Положение Шейры уже невозможно было скрыть под одеждой, и люди, видя проезжающую верхом беременную женщину, провожали ее изумленными взглядами. Элимер пытался запретить жене верховую езду, опасаясь, что этим она может навредить ребенку, но айсадку только возмутило подобное предположение.
– Жены туризасов до последнего срока не слезают с коней – и ничего. Все дети рождаются здоровыми и сильными, – возражала она.
И Элимер смирился. В конце концов, дети – это женское дело. Им, женщинам, куда виднее, угрожает ли что-нибудь ребенку в их чреве или нет.

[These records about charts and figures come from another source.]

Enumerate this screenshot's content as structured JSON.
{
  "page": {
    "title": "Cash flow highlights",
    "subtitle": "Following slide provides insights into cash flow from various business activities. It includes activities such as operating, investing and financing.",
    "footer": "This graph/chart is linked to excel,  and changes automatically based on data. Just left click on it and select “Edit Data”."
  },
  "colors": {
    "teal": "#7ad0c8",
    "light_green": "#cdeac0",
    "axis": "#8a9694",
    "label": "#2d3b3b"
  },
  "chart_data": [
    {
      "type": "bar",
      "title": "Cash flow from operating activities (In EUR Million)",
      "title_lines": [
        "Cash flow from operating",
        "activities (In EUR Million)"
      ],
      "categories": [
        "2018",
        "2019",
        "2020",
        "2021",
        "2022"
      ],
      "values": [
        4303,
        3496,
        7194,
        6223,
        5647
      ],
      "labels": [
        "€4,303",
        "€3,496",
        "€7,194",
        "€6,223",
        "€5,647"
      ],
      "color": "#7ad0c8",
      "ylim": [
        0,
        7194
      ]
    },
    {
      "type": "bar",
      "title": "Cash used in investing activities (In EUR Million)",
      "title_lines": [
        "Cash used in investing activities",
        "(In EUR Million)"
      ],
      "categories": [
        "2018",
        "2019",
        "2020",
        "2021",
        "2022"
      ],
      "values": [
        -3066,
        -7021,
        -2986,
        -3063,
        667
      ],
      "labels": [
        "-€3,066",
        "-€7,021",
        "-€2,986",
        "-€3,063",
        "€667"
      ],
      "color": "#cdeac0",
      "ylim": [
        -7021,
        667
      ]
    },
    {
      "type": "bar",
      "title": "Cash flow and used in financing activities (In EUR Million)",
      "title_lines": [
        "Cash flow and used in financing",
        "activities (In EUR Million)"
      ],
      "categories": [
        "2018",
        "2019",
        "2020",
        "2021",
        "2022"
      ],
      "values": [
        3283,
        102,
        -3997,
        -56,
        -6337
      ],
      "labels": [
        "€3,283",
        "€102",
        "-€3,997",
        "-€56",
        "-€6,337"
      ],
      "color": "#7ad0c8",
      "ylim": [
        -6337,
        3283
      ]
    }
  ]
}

Однако блаженное спокойствие последних дней оборвалось куда более резко и грубо, чем кхан мог себе это представить. Сначала, взмыленный, примчался один из серых, а потом – всего-то пара суток прошла – дозорные заметили подступающее к Антурину войско. Огромное войско Илирина. До сих пор оно продвигалось осторожно, перемещаясь, видимо, ночью, а днем скрываясь за высившимися вдали холмами.
"Он все же осмелился напасть, – думал Элимер о брате. – Без предупреждения, неожиданно. Такой подлости я не ожидал даже от тебя, Аданэй. Да, беда всегда приходит неожиданно".
Беда? Элимер едва не рассмеялся этой мысли. Как вообще такая нелепица могла прийти ему в голову? Нет никакой беды, есть только глупость. Глупость Аданэя, который сам шел ему в руки. Конечно, вражеское войско в разы превосходило количество защитников. Но твердыня охранялась чародейством и не нуждалась в большом их количестве. Элимер, не теряя ни секунды, отправил гонцов в столицу и в ближайшие к Антурину города, так что совсем скоро оттуда выйдут этельды Отерхейна и двинутся к провинции. До их прихода оборону удастся держать без труда. А потом, соединившись, войско Отерхейна выйдет из ворот навстречу уже потрепанным илиринцам. И те отправятся рассказывать о своих подвигах праотцам. И, кто знает, может их царь, растерявший остатки разума, последует за ними.